A morte brutal de Claudia Silva Ferreira nos arrasta para a cova rasa da mediocridade humana e da incapacidade política de resolvermos nossas mazelas sociais. Não foram apenas aqueles dois policiais que arrastaram Claudia cruelmente para a morte: foi todo um conjunto simbólico, social e político – consolidado historicamente com pedagogia e métodos elaborados - que determinou seu extermínio. O que a espetacularidade e a crueldade visível do fato desvela agora é que, neste país, quem nasce pobre e negro já se encontra no corredor da morte. É a gênese que ainda vigora na pseudodemocracia racial brasileira.
Como o de Claudia Silva Ferreira acontece - silenciosa e sorrateiramente - o extermínio de muitos outros brasileiros pobres e negros. Diariamente, comumente, cotidianamente, insistentemente, acintosamente, impunemente. O problema é que não percebemos. O problema é que este genocídio é transformado em números. O problema é que – como bem sabemos - números não tem nome nem face. Desta forma, estrategicamente, se constrói um simulacro ideológico com o objetivo de dissimular as muitas mortes de mulheres, negros e pobres, que acontecem todos os dias pelo país. Mortes escondidas; mortes programadas; mortes racionalizadas; mortes instrumentalizadas pela estrutura social excludente, elitista e segregadora que ainda vigora hegemonicamente no Brasil; mortes “severinas”, que o poeta nos mostrou há algum tempo, mas que continuam a fazer parte do nosso cotidiano; mortes que, por serem tão maquinalmente engendradas e maquiadas, reduzem ainda mais nossa já ínfima capacidade de percepção e indignação diante dos fatos.
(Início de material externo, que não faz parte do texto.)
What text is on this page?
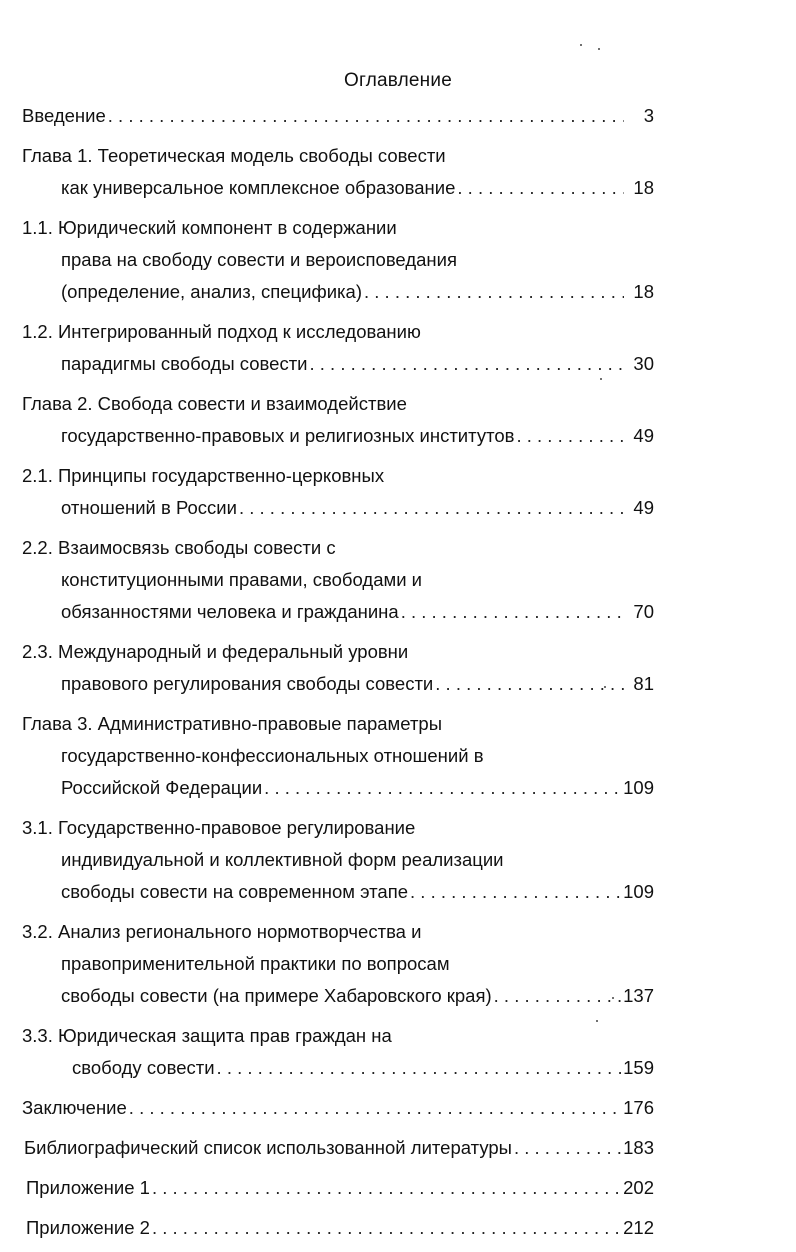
Оглавление
Введение . . .	3
Глава 1. Теоретическая модель свободы совести
как универсальное комплексное образование . . .	18
1.1. Юридический компонент в содержании
права на свободу совести и вероисповедания
(определение, анализ, специфика) . . .	18
1.2. Интегрированный подход к исследованию
парадигмы свободы совести . . .	30
Глава 2. Свобода совести и взаимодействие
государственно-правовых и религиозных институтов . . .	49
2.1. Принципы государственно-церковных
отношений в России . . .	49
2.2. Взаимосвязь свободы совести с
конституционными правами, свободами и
обязанностями человека и гражданина . . .	70
2.3. Международный и федеральный уровни
правового регулирования свободы совести . . .	81
Глава 3. Административно-правовые параметры
государственно-конфессиональных отношений в
Российской Федерации . . .	109
3.1. Государственно-правовое регулирование
индивидуальной и коллективной форм реализации
свободы совести на современном этапе . . .	109
3.2. Анализ регионального нормотворчества и
правоприменительной практики по вопросам
свободы совести (на примере Хабаровского края) . . .	137
3.3. Юридическая защита прав граждан на
свободу совести . . .	159
Заключение . . .	176
Библиографический список использованной литературы . . .	183
Приложение 1 . . .	202
Приложение 2 . . .	212
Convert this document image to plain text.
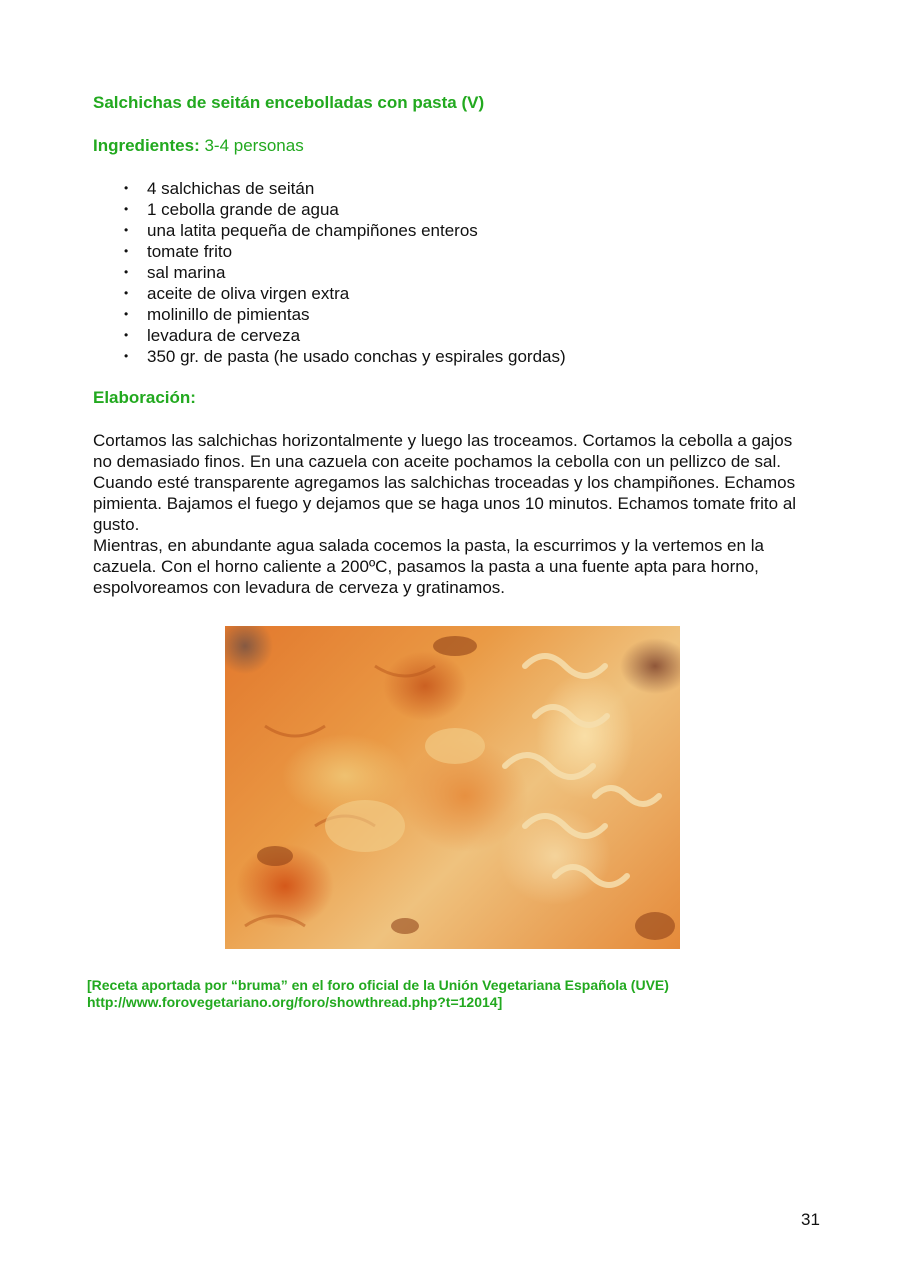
Salchichas de seitán encebolladas con pasta (V)
Ingredientes: 3-4 personas
• 4 salchichas de seitán
• 1 cebolla grande de agua
• una latita pequeña de champiñones enteros
• tomate frito
• sal marina
• aceite de oliva virgen extra
• molinillo de pimientas
• levadura de cerveza
• 350 gr. de pasta (he usado conchas y espirales gordas)
Elaboración:

Cortamos las salchichas horizontalmente y luego las troceamos. Cortamos la cebolla a gajos no demasiado finos. En una cazuela con aceite pochamos la cebolla con un pellizco de sal. Cuando esté transparente agregamos las salchichas troceadas y los champiñones. Echamos pimienta. Bajamos el fuego y dejamos que se haga unos 10 minutos. Echamos tomate frito al gusto.

Mientras, en abundante agua salada cocemos la pasta, la escurrimos y la vertemos en la cazuela. Con el horno caliente a 200ºC, pasamos la pasta a una fuente apta para horno, espolvoreamos con levadura de cerveza y gratinamos.

[Receta aportada por “bruma” en el foro oficial de la Unión Vegetariana Española (UVE)
http://www.forovegetariano.org/foro/showthread.php?t=12014]
31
Sabemos agora que a mulher negra - arrastada e morta pelas vias públicas do Rio de Janeiro com monstruoso requinte de selvageria - chama-se Claudia Silva Ferreira. Descobrimos, ainda que tardiamente, que ela tinha nome, sobrenome, endereço, CPF, identidade, título de eleitor e vida existencial afetiva; deveria, então, ser tratada como uma cidadã brasileira. Mas teve uma existência de direitos negados, de luta contra a miséria, de invisibilidade social, de humilhações e privações, sem possibilidades de sonhos e transcendência humana. Existência que, assim como a de muitos como ela, teve sempre como algoz a “grande mídia” capitalista, que sempre combate ferozmente todas as políticas e ações afirmativas que buscam reparar ou compensar a desigualdade e a exclusão social neste país. É essa mesma “grande mídia” que tenta agora explorar rasteiramente o asco emocional coletivo, que carrega o acontecimento, sem apontar para o seu enraizamento cultural, social e político; como foi sempre habitual dela.
A via crucis de Claudia não vem de agora. Ela já vinha sendo arrastada e mutilada desde o seu nascimento. Assistimos apenas o seu final. Talvez, a partir do cenário trágico em que se findou sua existência, Claudia se transforme em essência simbólica. Em sua raiz etimológica “símbolo” é “aquilo que aponta para algum lugar”. Para onde nos aponta Claudia Silva Ferreira?